Tortora dal collare orientale

Nome comune: Tortora orientale dal collare (dial.: “Turtura ianca, Turtura latina“)

Nome scientifico: Streptopelia decaocto (Frivaldszky, 1838)

Famiglia: Columbidae

Status e conservazione: A livello globale la specie è considerata come “non minacciata”. In Italia da IUCN è considerata LC (Minor preoccupazione) e addirittura in forte espansione demografica. La specie ha mostrato nel corso del XX secolo una rapida e documentata espansione dall’Asia sud-occidentale verso l’Europa, raggiungendo progressivamente anche l’Italia e la Sicilia (quest’ultima sul finire degli anni ’80 dello scorso secolo).
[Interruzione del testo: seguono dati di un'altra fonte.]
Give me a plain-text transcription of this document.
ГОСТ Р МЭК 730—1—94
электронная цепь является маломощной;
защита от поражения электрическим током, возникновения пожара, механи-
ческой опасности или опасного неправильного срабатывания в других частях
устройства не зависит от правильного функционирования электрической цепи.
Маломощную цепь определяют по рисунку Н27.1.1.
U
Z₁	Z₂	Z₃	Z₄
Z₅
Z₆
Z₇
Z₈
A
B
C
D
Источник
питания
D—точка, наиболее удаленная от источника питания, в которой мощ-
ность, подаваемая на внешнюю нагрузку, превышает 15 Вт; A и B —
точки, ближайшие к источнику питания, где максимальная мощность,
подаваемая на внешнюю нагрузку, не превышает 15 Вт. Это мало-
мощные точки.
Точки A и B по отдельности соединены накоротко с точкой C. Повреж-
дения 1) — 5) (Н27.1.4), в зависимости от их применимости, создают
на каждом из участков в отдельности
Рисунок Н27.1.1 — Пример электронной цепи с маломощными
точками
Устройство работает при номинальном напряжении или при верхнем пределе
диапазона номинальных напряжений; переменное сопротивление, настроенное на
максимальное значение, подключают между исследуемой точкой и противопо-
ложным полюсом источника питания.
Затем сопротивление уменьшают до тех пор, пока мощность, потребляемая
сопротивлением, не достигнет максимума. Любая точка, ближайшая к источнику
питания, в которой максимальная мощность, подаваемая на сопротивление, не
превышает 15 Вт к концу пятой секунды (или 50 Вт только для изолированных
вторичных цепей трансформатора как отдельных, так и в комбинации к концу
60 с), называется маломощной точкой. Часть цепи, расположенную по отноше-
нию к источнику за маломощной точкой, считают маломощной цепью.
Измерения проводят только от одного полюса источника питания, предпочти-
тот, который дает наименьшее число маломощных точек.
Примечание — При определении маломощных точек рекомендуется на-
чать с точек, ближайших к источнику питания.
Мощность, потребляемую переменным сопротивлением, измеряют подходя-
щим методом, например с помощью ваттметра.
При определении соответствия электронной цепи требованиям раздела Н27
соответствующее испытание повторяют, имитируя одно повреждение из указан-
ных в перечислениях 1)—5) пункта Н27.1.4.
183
Descrizione e biologia: Colombide di medie dimensioni, facilmente riconoscibile per la colorazione grigio-beige uniforme e per il caratteristico collare nero bordato di bianco sul lato posteriore del collo. È una specie fortemente sinantropa, che frequenta centri abitati, aree agricole, parchi e giardini. La dieta è costituita prevalentemente da semi, granaglie e residui alimentari. Mostra un comportamento confidente e adattabile, con notevole capacità di sfruttare ambienti antropizzati. La specie è sedentaria e tende a mantenere i territori anche durante l’inverno. Sebbene appartengano allo stesso genere, la S. decaocto (T. dal collare) è stanziale e legata agli ambienti urbani e suburbani, mentre la S. turtur (T. selvatica) è migratrice e preferisce ambienti più aperti, boscaglie e zone agricole meno urbanizzate. Nelle zone di confine (ecotoni) tra città e campagna può esserci competizione per i siti di nidificazione o per le risorse alimentari. Tuttavia, la letteratura scientifica indica che la competizione diretta non è attualmente considerata la causa principale del declino della Tortora selvatica (imputabile principalmente a pressione venatoria e malattie come la Trichomoniasi).

Presenza nel territorio ibleo: Negli Iblei la Tortora dal collare orientale è ormai ampiamente diffusa, soprattutto nei centri abitati, nelle periferie urbane e nelle campagne coltivate. Il suo insediamento in Sicilia è relativamente recente e rientra nel più ampio processo di espansione europea della specie.